But Scripture makes clear that justice, wrath, and judgment are as much divine attributes as are love, mercy, and grace. In chapters 27-28 of Deuteronomy more than fifty verses detail God’s judgment on those who violate His commandments. In response to Jeremiah’s plea for vengeance against his enemies, God said,

“Behold, I am about to bring a calamity upon this place, at which the ears of everyone that hears of it will tingle. Because they have forsaken Me and have made this an alien place and have burned sacrifices in it to other gods that neither they nor their forefathers nor the kings of Judah had ever known, and because they have filled this place with the blood of the innocent and have built the high places of Baal to burn their sons in the fire as burnt offerings to Baal, a thing which I never commanded or spoke of, nor did it ever enter My mind; therefore, behold, days are coming,” declared the Lord, “when this place will no longer be called Topheth or the valley of Ben-hinnom, but rather the valley of Slaughter. And I shall make void the counsel of Judah and Jerusalem in this place, and I shall cause them to fall by the sword before their enemies and by the hand of those who seek their life; and I shall give over their carcasses as food for the birds of the sky and the beasts of the earth.” (Jer. 19:3-7)

Isaiah declared, “Behold, the day of the Lord is coming, cruel, with fury and burning anger, to make the land a desolation; and He will exterminate its sinners from it” (Isa. 13:9). Nahum testified that “a jealous and avenging God is the Lord; the Lord is avenging and wrathful. The Lord takes vengeance on His adversaries, and He reserves wrath for His enemies. The Lord is slow to anger and great in power, and the Lord will by no means leave the guilty unpunished” (Nah. 1:2-3).

As was noted in the previous devotional, lest some think that God’s wrath and judgment are primarily Old Testament concepts, it should be noted that the New Testament has equally vivid portrayals of those divine attributes.
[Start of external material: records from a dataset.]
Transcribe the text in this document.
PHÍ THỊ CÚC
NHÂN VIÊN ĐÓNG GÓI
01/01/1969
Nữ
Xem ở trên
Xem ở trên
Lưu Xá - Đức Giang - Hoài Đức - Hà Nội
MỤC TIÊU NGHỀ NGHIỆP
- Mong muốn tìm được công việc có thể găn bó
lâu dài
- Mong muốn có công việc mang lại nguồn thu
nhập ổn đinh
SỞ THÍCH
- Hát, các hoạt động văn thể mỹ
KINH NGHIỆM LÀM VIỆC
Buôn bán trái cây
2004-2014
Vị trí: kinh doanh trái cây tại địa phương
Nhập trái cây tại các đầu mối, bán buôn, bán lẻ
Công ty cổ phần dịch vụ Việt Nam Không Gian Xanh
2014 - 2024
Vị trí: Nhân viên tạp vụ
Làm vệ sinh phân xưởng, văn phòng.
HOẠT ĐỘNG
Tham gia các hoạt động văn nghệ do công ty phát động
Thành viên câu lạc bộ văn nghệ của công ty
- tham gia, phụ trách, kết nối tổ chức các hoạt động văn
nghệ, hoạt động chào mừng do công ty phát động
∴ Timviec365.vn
When a group of Pharisees and Sadducees came to John the Baptist for baptism, he dismissed them with the scathing words, “You brood of vipers, who warned you to flee from the wrath to come? Therefore bring forth fruit in keeping with repentance” (Matt. 3:7-8). A short while later he said of Jesus, “He who is coming after me is mightier than I, and I am not fit to remove His sandals; He will baptize you with the Holy Spirit and fire. And His winnowing fork is in His hand, and He will thoroughly clear His threshing floor; and He will gather His wheat into the barn, but He will burn up the chaff with unquenchable fire” (vv. 11-12). On a later occasion John told some enquiring Jews, “He who believes in the Son has eternal life; but he who does not obey the Son shall not see life, but the wrath of God abides on him” (John 3:36).
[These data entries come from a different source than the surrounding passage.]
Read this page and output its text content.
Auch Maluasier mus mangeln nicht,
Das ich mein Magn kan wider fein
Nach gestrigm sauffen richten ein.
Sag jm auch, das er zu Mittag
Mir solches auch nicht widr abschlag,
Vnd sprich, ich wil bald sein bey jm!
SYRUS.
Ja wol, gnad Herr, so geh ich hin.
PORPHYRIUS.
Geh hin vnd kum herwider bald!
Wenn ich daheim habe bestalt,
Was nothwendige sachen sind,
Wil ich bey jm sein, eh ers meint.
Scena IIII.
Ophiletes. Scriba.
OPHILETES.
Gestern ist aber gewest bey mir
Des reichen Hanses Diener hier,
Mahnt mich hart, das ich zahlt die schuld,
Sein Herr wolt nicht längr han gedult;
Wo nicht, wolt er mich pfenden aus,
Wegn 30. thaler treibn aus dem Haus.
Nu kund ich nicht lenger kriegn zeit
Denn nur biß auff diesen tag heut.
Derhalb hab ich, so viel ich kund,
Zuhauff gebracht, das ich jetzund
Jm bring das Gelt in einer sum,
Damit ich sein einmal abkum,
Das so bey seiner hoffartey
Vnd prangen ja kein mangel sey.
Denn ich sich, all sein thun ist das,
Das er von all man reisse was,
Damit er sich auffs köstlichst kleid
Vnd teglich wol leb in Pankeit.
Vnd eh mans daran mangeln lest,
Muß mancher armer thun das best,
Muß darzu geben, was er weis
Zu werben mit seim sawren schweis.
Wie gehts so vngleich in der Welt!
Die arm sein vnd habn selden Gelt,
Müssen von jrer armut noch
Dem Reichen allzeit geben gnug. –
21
Jesus was God incarnate and therefore love incarnate, but He spoke more about judgment and hell than anyone else in Scripture. He probably spoke more about those truths than everyone else in the New Testament combined. The Sermon on the Mount is replete with warnings about divine wrath and judgment. “I say to you that everyone who is angry with his brother shall be guilty before the court,” Jesus said; “and whoever shall say to his brother, ‘Raca,’ shall be guilty before the supreme court; and whoever shall say, ‘You fool,’ shall be guilty enough to go in to the fiery hell” (Matt. 5:22). “And if your right eye makes you stumble,” He said, “tear it out, and throw it from you; for it is better for you that one of the parts of your body perish, than for your whole body to be thrown into hell. And if your right hand makes you stumble, cut it off, and throw it from you; for it is better for you that one of the parts of your body perish, than for your whole body to go into hell” (vv. 29-30). He declared that “the sons of the kingdom [unbelieving Jews] shall be cast out into the outer darkness; in that place there shall be weeping and gnashing of teeth” (8:12).
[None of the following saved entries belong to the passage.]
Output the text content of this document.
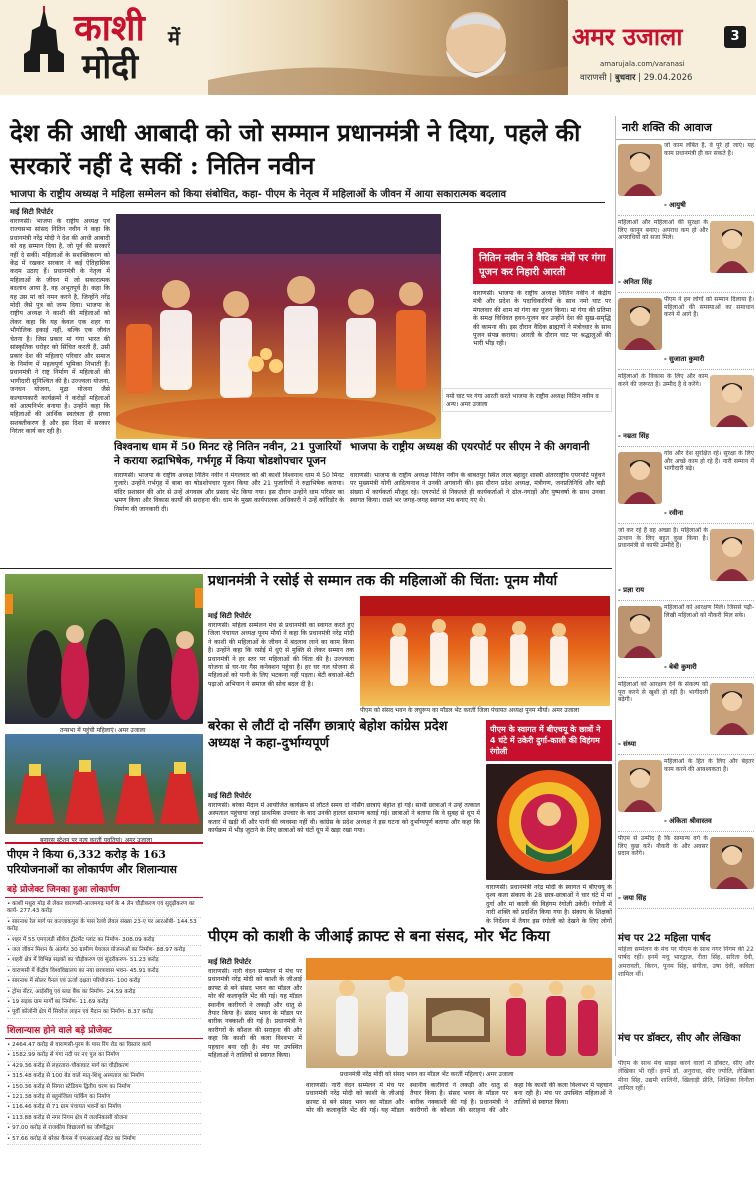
काशी में
मोदी
अमर उजाला	3
amarujala.com/varanasi
वाराणसी | बुधवार | 29.04.2026
देश की आधी आबादी को जो सम्मान प्रधानमंत्री ने दिया, पहले की सरकारें नहीं दे सकीं : नितिन नवीन
भाजपा के राष्ट्रीय अध्यक्ष ने महिला सम्मेलन को किया संबोधित, कहा- पीएम के नेतृत्व में महिलाओं के जीवन में आया सकारात्मक बदलाव
माई सिटी रिपोर्टर
वाराणसी। भाजपा के राष्ट्रीय अध्यक्ष एवं राज्यसभा सांसद नितिन नवीन ने कहा कि प्रधानमंत्री नरेंद्र मोदी ने देश की आधी आबादी को वह सम्मान दिया है, जो पूर्व की सरकारें नहीं दे सकीं। महिलाओं के सशक्तिकरण को केंद्र में रखकर सरकार ने कई ऐतिहासिक कदम उठाए हैं। प्रधानमंत्री के नेतृत्व में महिलाओं के जीवन में जो सकारात्मक बदलाव आया है, वह अभूतपूर्व है। कहा कि यह उस मां को नमन करने है, जिन्होंने नरेंद्र मोदी जैसे पुत्र को जन्म दिया। भाजपा के राष्ट्रीय अध्यक्ष ने काशी की महिलाओं को लेकर कहा कि यह केवल एक शहर या भौगोलिक इकाई नहीं, बल्कि एक जीवंत चेतना है। जिस प्रकार मां गंगा भारत की सांस्कृतिक धरोहर को सिंचित करती हैं, उसी प्रकार देश की महिलाएं परिवार और समाज के निर्माण में महत्वपूर्ण भूमिका निभाती हैं। प्रधानमंत्री ने राष्ट्र निर्माण में महिलाओं की भागीदारी सुनिश्चित की है। उज्ज्वला योजना, जनधन योजना, मुद्रा योजना जैसे कल्याणकारी कार्यक्रमों ने करोड़ों महिलाओं को आत्मनिर्भर बनाया है। उन्होंने कहा कि महिलाओं की आर्थिक स्वतंत्रता ही सच्चा सशक्तीकरण है और इस दिशा में सरकार निरंतर कार्य कर रही है।
नितिन नवीन ने वैदिक मंत्रों पर गंगा पूजन कर निहारी आरती
वाराणसी। भाजपा के राष्ट्रीय अध्यक्ष नितिन नवीन ने केंद्रीय मंत्री और प्रदेश के पदाधिकारियों के साथ नमो घाट पर मंगलवार की शाम मां गंगा का पूजन किया। मां गंगा की प्रतिमा के समक्ष विधिवत हवन-पूजन कर उन्होंने देश की सुख-समृद्धि की कामना की। इस दौरान वैदिक ब्राह्मणों ने मंत्रोच्चार के साथ पूजन संपन्न कराया। आरती के दौरान घाट पर श्रद्धालुओं की भारी भीड़ रही।
नमो घाट पर गंगा आरती करते भाजपा के राष्ट्रीय अध्यक्ष नितिन नवीन व अन्य। अमर उजाला
विश्वनाथ धाम में 50 मिनट रहे नितिन नवीन, 21 पुजारियों ने कराया रुद्राभिषेक, गर्भगृह में किया षोडशोपचार पूजन
वाराणसी। भाजपा के राष्ट्रीय अध्यक्ष नितिन नवीन ने मंगलवार को श्री काशी विश्वनाथ धाम में 50 मिनट गुजारे। उन्होंने गर्भगृह में बाबा का षोडशोपचार पूजन किया और 21 पुजारियों ने रुद्राभिषेक कराया। मंदिर प्रशासन की ओर से उन्हें अंगवस्त्र और प्रसाद भेंट किया गया। इस दौरान उन्होंने धाम परिसर का भ्रमण किया और विकास कार्यों की सराहना की। धाम के मुख्य कार्यपालक अधिकारी ने उन्हें कॉरिडोर के निर्माण की जानकारी दी।
भाजपा के राष्ट्रीय अध्यक्ष की एयरपोर्ट पर सीएम ने की अगवानी
वाराणसी। भाजपा के राष्ट्रीय अध्यक्ष नितिन नवीन के बाबतपुर स्थित लाल बहादुर शास्त्री अंतरराष्ट्रीय एयरपोर्ट पहुंचने पर मुख्यमंत्री योगी आदित्यनाथ ने उनकी अगवानी की। इस दौरान प्रदेश अध्यक्ष, मंत्रीगण, जनप्रतिनिधि और बड़ी संख्या में कार्यकर्ता मौजूद रहे। एयरपोर्ट से निकलते ही कार्यकर्ताओं ने ढोल-नगाड़ों और पुष्पवर्षा के साथ उनका स्वागत किया। रास्ते भर जगह-जगह स्वागत मंच बनाए गए थे।
नारी शक्ति की आवाज
जो काम लंबित है, वे पूरे हो जाएं। यह काम प्रधानमंत्री ही कर सकते हैं।
- आयुषी
महिलाओं और महिलाओं की सुरक्षा के लिए कानून बनाए। अपराध कम हो और अपराधियों को सजा मिले।
- अनिता सिंह
पीएम ने हम लोगों को सम्मान दिलाया है। महिलाओं की समस्याओं का समाधान करने में आगे हैं।
- सुजाता कुमारी
महिलाओं के विकास के लिए और काम करने की जरूरत है। उम्मीद है वे करेंगे।
- नम्रता सिंह
गांव और देश सुरक्षित रहे। सुरक्षा के लिए और अच्छे काम हो रहे हैं। नारी सम्मान में भागीदारी बढ़े।
- रवीना
जो कर रहे हैं वह अच्छा है। महिलाओं के उत्थान के लिए बहुत कुछ किया है। प्रधानमंत्री से काफी उम्मीदें हैं।
- प्रज्ञा राय
महिलाओं को आरक्षण मिले। जिससे पढ़ी-लिखी महिलाओं को नौकरी मिल सके।
- बेबी कुमारी
महिलाओं को आरक्षण देने के संकल्प को पूरा करने से खुशी हो रही है। भागीदारी बढ़ेगी।
- संध्या
महिलाओं के हित के लिए और बेहतर काम करने की आवश्यकता है।
- अंकिता श्रीवास्तव
पीएम से उम्मीद है कि सामान्य वर्ग के लिए कुछ करें। नौकरी के और अवसर प्रदान करेंगे।
- जया सिंह
प्रधानमंत्री ने रसोई से सम्मान तक की महिलाओं की चिंता: पूनम मौर्या
माई सिटी रिपोर्टर
वाराणसी। महिला सम्मेलन मंच से प्रधानमंत्री का स्वागत करते हुए जिला पंचायत अध्यक्ष पूनम मौर्या ने कहा कि प्रधानमंत्री नरेंद्र मोदी ने काशी की महिलाओं के जीवन में बदलाव लाने का काम किया है। उन्होंने कहा कि रसोई में धुएं से मुक्ति से लेकर सम्मान तक प्रधानमंत्री ने हर स्तर पर महिलाओं की चिंता की है। उज्ज्वला योजना से घर-घर गैस कनेक्शन पहुंचा है। हर घर नल योजना से महिलाओं को पानी के लिए भटकना नहीं पड़ता। बेटी बचाओ-बेटी पढ़ाओ अभियान ने समाज की सोच बदल दी है।
पीएम को संसद भवन के लघुरूप का मॉडल भेंट करतीं जिला पंचायत अध्यक्ष पूनम मौर्या। अमर उजाला
तन्सभा में पहुंची महिलाएं। अमर उजाला
बनारस स्टेशन पर नृत्य करतीं युवतियां। अमर उजाला
बरेका से लौटीं दो नर्सिंग छात्राएं बेहोश कांग्रेस प्रदेश अध्यक्ष ने कहा-दुर्भाग्यपूर्ण
माई सिटी रिपोर्टर
वाराणसी। बरेका मैदान में आयोजित कार्यक्रम से लौटते समय दो नर्सिंग छात्राएं बेहोश हो गईं। साथी छात्राओं ने उन्हें तत्काल अस्पताल पहुंचाया जहां प्राथमिक उपचार के बाद उनकी हालत सामान्य बताई गई। छात्राओं ने बताया कि वे सुबह से धूप में कतार में खड़ी थीं और पानी की व्यवस्था नहीं थी। कांग्रेस के प्रदेश अध्यक्ष ने इस घटना को दुर्भाग्यपूर्ण बताया और कहा कि कार्यक्रम में भीड़ जुटाने के लिए छात्राओं को घंटों धूप में खड़ा रखा गया।
पीएम के स्वागत में बीएचयू के छात्रों ने 4 घंटे में उकेरी दुर्गा-काली की विहंगम रंगोली
वाराणसी। प्रधानमंत्री नरेंद्र मोदी के स्वागत में बीएचयू के दृश्य कला संकाय के 28 छात्र-छात्राओं ने चार घंटे में मां दुर्गा और मां काली की विहंगम रंगोली उकेरी। रंगोली में नारी शक्ति को प्रदर्शित किया गया है। संकाय के शिक्षकों के निर्देशन में तैयार इस रंगोली को देखने के लिए लोगों
पीएम ने किया 6,332 करोड़ के 163 परियोजनाओं का लोकार्पण और शिलान्यास
बड़े प्रोजेक्ट जिनका हुआ लोकार्पण
• काशी मथुरा मोड़ से लेकर वाराणसी-आजमगढ़ मार्ग के 4 लेन चौड़ीकरण एवं सुदृढ़ीकरण का कार्य- 277.43 करोड़
• सारनाथ रेल मार्ग पर कज्जाकपुरा के पास रेलवे लेवल संख्या 23-ए पर आरओबी- 144.53 करोड़
• शहर में 55 एमएलडी सीवेज ट्रीटमेंट प्लांट का निर्माण- 308.09 करोड़
• जल जीवन मिशन के अंतर्गत 30 ग्रामीण पेयजल योजनाओं का निर्माण- 88.97 करोड़
• शहरी क्षेत्र में विभिन्न सड़कों का चौड़ीकरण एवं सुंदरीकरण- 51.23 करोड़
• वाराणसी में केंद्रीय विश्वविद्यालय का नया छात्रावास भवन- 45.91 करोड़
• सारनाथ में सोलर पैनल एवं ऊर्जा दक्षता परियोजना- 100 करोड़
• ट्रॉमा सेंटर, आईसीयू एवं ब्लड बैंक का निर्माण- 24.59 करोड़
• 19 सड़क ग्राम मार्गों का निर्माण- 11.69 करोड़
• पूर्वी कॉलोनी क्षेत्र में सिवरेज लाइन एवं मैदान का निर्माण- 8.37 करोड़
शिलान्यास होने वाले बड़े प्रोजेक्ट
• 2464.47 करोड़ से वाराणसी-पुरम के पास रिंग रोड का विस्तार कार्य
• 1582.99 करोड़ से गंगा नदी पर नए पुल का निर्माण
• 429.36 करोड़ से लहरतारा-चौकाघाट मार्ग का चौड़ीकरण
• 315.48 करोड़ से 100 बेड वाले मातृ-शिशु अस्पताल का निर्माण
• 150.36 करोड़ से सिगरा स्टेडियम द्वितीय चरण का निर्माण
• 121.38 करोड़ से बहुमंजिला पार्किंग का निर्माण
• 116.46 करोड़ से 71 ग्राम पंचायत भवनों का निर्माण
• 113.88 करोड़ से नगर निगम क्षेत्र में जलनिकासी योजना
• 97.00 करोड़ से राजकीय विद्यालयों का जीर्णोद्धार
• 57.66 करोड़ से बरेका कैंपस में एमआरआई सेंटर का निर्माण
पीएम को काशी के जीआई क्राफ्ट से बना संसद, मोर भेंट किया
माई सिटी रिपोर्टर
वाराणसी। नारी वंदन सम्मेलन में मंच पर प्रधानमंत्री नरेंद्र मोदी को काशी के जीआई क्राफ्ट से बने संसद भवन का मॉडल और मोर की कलाकृति भेंट की गई। यह मॉडल स्थानीय कारीगरों ने लकड़ी और धातु से तैयार किया है। संसद भवन के मॉडल पर बारीक नक्काशी की गई है। प्रधानमंत्री ने कारीगरों के कौशल की सराहना की और कहा कि काशी की कला विश्वभर में पहचान बना रही है। मंच पर उपस्थित महिलाओं ने तालियों से स्वागत किया।
प्रधानमंत्री नरेंद्र मोदी को संसद भवन का मॉडल भेंट करतीं महिलाएं। अमर उजाला
वाराणसी। नारी वंदन सम्मेलन में मंच पर प्रधानमंत्री नरेंद्र मोदी को काशी के जीआई क्राफ्ट से बने संसद भवन का मॉडल और मोर की कलाकृति भेंट की गई। यह मॉडल स्थानीय कारीगरों ने लकड़ी और धातु से तैयार किया है। संसद भवन के मॉडल पर बारीक नक्काशी की गई है। प्रधानमंत्री ने कारीगरों के कौशल की सराहना की और कहा कि काशी की कला विश्वभर में पहचान बना रही है। मंच पर उपस्थित महिलाओं ने तालियों से स्वागत किया।
मंच पर 22 महिला पार्षद
महिला सम्मेलन के मंच पर पीएम के साथ नगर निगम की 22 पार्षद रहीं। इनमें मधु भारद्वाज, रीता सिंह, सरिता देवी, अमरावती, किरन, पूनम सिंह, संगीता, उषा देवी, कविता शामिल थीं।
मंच पर डॉक्टर, सीए और लेखिका
पीएम के साथ मंच साझा करने वालों में डॉक्टर, सीए और लेखिका भी रहीं। इनमें डॉ. अनुराधा, सीए ज्योति, लेखिका मीना सिंह, उद्यमी शालिनी, खिलाड़ी प्रीति, शिक्षिका विनीता शामिल रहीं।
As He sent out the Twelve to witness in Israel, Jesus told them, “Whoever does not receive you, nor heed your words, as you go out of that house or that city, shake off the dust of your feet. Truly I say to you, it will be more tolerable for the land of Sodom and Gomorrah in the day of judgment, than for that city” (Matt. 10:14-15). Later during that same time of instruction He said, “Do not fear those who kill the body, but are unable to kill the soul; bur rather fear Him who is able to destroy both soul and body in hell” (v 28). He warned the multitudes “that every careless word that men shall speak, they shall render account for it in the day of judgment. For by your words you shall be justified, and by your words you shall be condemned” (Matt. 12:36-37; cf. vv. 41-42; see also 13:40, 49; 16:26; 18:34-35; 22:13; 23:33; 24:50-51; 25:26-30).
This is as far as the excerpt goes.